The amended alcohol legislation in Finland with effect from 1 January 2018 has affected the business positively as retail businesses are now allowed to sell products that only Alko (the national alcoholic beverage retailing monopoly in Finland) was allowed to sell in the past. This change combined with tailwind from great summer weather had a very positive impact on the performance in Finland.
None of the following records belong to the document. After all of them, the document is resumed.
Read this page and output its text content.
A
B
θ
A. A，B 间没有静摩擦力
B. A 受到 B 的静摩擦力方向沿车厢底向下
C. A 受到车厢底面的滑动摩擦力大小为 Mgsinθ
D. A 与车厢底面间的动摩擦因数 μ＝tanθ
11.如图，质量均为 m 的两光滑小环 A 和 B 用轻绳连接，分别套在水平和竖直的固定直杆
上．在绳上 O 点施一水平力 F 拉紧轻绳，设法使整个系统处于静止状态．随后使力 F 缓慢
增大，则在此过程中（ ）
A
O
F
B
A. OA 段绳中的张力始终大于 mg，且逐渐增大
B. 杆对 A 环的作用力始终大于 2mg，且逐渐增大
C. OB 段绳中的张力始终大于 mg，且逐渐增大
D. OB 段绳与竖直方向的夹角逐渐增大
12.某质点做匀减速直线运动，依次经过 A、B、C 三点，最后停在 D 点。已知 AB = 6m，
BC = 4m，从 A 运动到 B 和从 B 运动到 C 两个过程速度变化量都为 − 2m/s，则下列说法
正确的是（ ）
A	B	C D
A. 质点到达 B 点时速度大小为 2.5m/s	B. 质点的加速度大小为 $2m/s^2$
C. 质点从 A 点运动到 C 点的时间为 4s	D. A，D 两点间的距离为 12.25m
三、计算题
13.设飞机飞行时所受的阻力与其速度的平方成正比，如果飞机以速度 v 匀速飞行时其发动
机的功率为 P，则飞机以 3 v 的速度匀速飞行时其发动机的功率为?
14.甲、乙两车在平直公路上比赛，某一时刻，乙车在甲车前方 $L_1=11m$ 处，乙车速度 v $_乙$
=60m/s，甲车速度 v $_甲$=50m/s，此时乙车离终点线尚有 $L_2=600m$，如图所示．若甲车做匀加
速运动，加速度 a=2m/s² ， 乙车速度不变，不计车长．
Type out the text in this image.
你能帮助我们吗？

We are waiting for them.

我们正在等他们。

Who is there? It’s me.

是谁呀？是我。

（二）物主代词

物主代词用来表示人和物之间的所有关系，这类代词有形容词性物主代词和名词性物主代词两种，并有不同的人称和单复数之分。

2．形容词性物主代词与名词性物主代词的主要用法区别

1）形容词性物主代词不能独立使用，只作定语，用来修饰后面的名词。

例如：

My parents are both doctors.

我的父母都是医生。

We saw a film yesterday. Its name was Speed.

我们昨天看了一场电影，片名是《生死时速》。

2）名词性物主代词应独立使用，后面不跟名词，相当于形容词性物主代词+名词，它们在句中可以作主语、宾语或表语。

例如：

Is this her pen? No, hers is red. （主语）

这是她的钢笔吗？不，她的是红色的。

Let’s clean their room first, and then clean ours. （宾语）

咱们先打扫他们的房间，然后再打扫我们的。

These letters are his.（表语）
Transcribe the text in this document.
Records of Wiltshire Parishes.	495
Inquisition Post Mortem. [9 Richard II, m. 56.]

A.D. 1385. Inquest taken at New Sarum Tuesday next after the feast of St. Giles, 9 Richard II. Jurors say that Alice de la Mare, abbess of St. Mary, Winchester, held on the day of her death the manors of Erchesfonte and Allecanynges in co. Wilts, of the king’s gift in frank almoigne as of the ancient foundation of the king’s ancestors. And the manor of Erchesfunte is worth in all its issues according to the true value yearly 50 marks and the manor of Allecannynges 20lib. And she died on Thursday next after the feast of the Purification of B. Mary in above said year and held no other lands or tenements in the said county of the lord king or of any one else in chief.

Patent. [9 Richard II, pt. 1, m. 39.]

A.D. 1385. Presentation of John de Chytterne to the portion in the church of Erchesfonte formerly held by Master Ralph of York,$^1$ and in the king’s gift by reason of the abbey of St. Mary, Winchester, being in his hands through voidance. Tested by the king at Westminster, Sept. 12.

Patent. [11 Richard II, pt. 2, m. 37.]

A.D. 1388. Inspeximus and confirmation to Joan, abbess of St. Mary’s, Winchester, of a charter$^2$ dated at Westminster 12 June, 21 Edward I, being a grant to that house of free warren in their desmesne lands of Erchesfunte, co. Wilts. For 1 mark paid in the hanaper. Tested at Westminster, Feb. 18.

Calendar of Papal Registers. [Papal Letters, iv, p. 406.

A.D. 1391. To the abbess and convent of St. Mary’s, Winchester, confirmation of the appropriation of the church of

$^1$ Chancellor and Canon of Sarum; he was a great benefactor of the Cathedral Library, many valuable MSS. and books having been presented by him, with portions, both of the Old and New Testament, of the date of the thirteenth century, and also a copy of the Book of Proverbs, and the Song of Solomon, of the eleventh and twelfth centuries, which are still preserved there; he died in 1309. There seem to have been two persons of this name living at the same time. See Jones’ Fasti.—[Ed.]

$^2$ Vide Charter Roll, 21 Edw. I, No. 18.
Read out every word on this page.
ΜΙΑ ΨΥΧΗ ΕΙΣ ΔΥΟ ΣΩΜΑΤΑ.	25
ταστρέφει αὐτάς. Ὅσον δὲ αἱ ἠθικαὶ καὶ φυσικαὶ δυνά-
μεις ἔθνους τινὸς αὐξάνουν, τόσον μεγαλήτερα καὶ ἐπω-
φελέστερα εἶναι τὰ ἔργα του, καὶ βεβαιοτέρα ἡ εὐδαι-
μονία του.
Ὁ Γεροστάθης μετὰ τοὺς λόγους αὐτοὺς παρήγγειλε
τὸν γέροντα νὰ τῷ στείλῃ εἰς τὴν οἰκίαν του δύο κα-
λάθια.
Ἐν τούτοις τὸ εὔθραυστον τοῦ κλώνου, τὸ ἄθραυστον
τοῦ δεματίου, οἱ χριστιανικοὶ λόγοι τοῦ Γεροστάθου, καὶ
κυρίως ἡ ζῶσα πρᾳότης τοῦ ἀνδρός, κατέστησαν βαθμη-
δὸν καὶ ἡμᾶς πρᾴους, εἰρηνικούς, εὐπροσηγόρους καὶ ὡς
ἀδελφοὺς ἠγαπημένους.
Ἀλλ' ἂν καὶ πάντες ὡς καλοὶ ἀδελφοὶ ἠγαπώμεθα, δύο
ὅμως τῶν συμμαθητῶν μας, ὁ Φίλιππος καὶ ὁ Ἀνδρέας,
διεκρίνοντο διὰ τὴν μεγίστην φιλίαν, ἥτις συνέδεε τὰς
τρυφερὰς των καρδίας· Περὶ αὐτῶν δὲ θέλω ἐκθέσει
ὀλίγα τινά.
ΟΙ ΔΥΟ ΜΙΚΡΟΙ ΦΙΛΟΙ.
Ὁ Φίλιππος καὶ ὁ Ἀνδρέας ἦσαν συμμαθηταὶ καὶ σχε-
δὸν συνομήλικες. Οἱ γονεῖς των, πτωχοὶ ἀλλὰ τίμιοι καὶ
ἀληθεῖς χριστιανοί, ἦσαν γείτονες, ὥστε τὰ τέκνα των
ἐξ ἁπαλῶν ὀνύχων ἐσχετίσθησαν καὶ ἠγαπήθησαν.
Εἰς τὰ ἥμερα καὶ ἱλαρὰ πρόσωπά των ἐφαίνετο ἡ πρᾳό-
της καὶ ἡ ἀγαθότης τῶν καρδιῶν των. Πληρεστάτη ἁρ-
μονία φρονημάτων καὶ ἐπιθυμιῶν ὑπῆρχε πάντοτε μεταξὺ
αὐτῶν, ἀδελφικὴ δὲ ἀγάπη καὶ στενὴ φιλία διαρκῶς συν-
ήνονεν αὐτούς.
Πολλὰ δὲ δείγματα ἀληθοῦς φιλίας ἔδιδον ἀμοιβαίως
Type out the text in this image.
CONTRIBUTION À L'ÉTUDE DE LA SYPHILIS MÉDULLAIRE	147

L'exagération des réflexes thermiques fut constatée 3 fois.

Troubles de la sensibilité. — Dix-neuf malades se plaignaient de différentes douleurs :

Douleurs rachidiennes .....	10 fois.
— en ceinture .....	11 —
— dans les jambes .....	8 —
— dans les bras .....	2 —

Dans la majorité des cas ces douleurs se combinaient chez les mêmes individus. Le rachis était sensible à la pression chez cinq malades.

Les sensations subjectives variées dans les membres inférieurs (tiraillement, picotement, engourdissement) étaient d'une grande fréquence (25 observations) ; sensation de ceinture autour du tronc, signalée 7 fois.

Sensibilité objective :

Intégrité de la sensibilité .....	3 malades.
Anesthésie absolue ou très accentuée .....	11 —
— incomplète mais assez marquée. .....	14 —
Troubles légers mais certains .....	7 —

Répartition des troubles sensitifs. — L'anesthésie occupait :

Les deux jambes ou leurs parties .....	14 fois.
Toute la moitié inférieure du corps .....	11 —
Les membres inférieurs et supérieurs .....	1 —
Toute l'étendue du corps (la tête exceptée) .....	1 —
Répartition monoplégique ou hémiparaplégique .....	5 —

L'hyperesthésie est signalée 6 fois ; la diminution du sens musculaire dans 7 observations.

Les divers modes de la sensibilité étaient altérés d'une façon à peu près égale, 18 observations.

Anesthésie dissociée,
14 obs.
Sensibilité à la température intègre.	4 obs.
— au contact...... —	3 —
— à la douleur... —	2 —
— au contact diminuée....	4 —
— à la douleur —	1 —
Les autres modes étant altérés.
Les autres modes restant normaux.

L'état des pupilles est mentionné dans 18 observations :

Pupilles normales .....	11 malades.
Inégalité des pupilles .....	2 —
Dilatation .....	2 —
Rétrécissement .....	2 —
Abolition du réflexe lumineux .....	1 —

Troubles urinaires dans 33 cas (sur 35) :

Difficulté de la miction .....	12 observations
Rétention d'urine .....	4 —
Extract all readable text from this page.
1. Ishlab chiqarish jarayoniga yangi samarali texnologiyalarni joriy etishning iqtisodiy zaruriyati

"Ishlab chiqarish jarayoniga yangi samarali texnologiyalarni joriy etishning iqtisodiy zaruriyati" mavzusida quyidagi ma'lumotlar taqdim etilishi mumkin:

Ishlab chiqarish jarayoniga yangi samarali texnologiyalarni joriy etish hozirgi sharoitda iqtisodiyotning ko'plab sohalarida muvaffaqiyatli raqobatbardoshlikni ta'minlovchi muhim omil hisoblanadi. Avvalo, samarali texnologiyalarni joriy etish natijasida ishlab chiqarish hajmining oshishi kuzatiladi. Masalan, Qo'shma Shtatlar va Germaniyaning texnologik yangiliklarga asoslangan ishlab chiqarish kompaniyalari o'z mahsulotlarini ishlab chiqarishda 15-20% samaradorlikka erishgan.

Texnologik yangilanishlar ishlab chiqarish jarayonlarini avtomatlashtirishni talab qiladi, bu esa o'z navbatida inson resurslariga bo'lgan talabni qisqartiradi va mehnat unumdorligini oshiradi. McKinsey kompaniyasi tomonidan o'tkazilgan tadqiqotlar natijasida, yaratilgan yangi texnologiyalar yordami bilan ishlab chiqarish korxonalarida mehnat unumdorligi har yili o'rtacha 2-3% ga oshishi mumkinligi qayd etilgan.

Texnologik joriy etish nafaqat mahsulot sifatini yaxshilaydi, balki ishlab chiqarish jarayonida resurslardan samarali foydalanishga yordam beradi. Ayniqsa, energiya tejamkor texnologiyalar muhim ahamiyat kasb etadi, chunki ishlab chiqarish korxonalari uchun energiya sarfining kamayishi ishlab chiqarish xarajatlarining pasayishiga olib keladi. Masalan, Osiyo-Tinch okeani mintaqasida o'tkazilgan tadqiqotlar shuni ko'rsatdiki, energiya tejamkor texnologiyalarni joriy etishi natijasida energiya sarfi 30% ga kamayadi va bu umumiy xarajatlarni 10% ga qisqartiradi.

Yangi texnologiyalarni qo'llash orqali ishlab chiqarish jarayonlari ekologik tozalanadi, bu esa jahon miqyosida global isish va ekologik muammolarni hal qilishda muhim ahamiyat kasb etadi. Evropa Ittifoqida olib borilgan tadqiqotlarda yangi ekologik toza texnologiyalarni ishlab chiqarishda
Volumes for Q1-Q3 2018 increased by 5% leading to a higher market share within branded products (adjusting for the extraordinary beer campaign). Net revenue showed a 14% increase, benefitting from a positive mix effect and significantly intensified marketing investments.

Priority is given to having a high level of innovation in order to be able to offer a strong product portfolio as demanded by customers and consumers. In 2018, focus has been on speciality beers and soft drinks products with lower or no sugar content. In addition, we have strengthened our product line within non-beer segments with new launches in the CSD category such as Jaffa Italia and Hartwall Limonadi Raspberry, while in the energy category, new products such as Mountain Dew Jump Start were successfully introduced to the market.

Beer consumption in the Baltic market declined in Q1-Q3 2018 as alcoholic beverage sales in both Latvia and Lithuania are still negatively affected by legislative changes such as increased duties and packaging restrictions. It is estimated that Royal Unibrew maintained its market share in the beer segment but gained market share in the nonalcohol segment.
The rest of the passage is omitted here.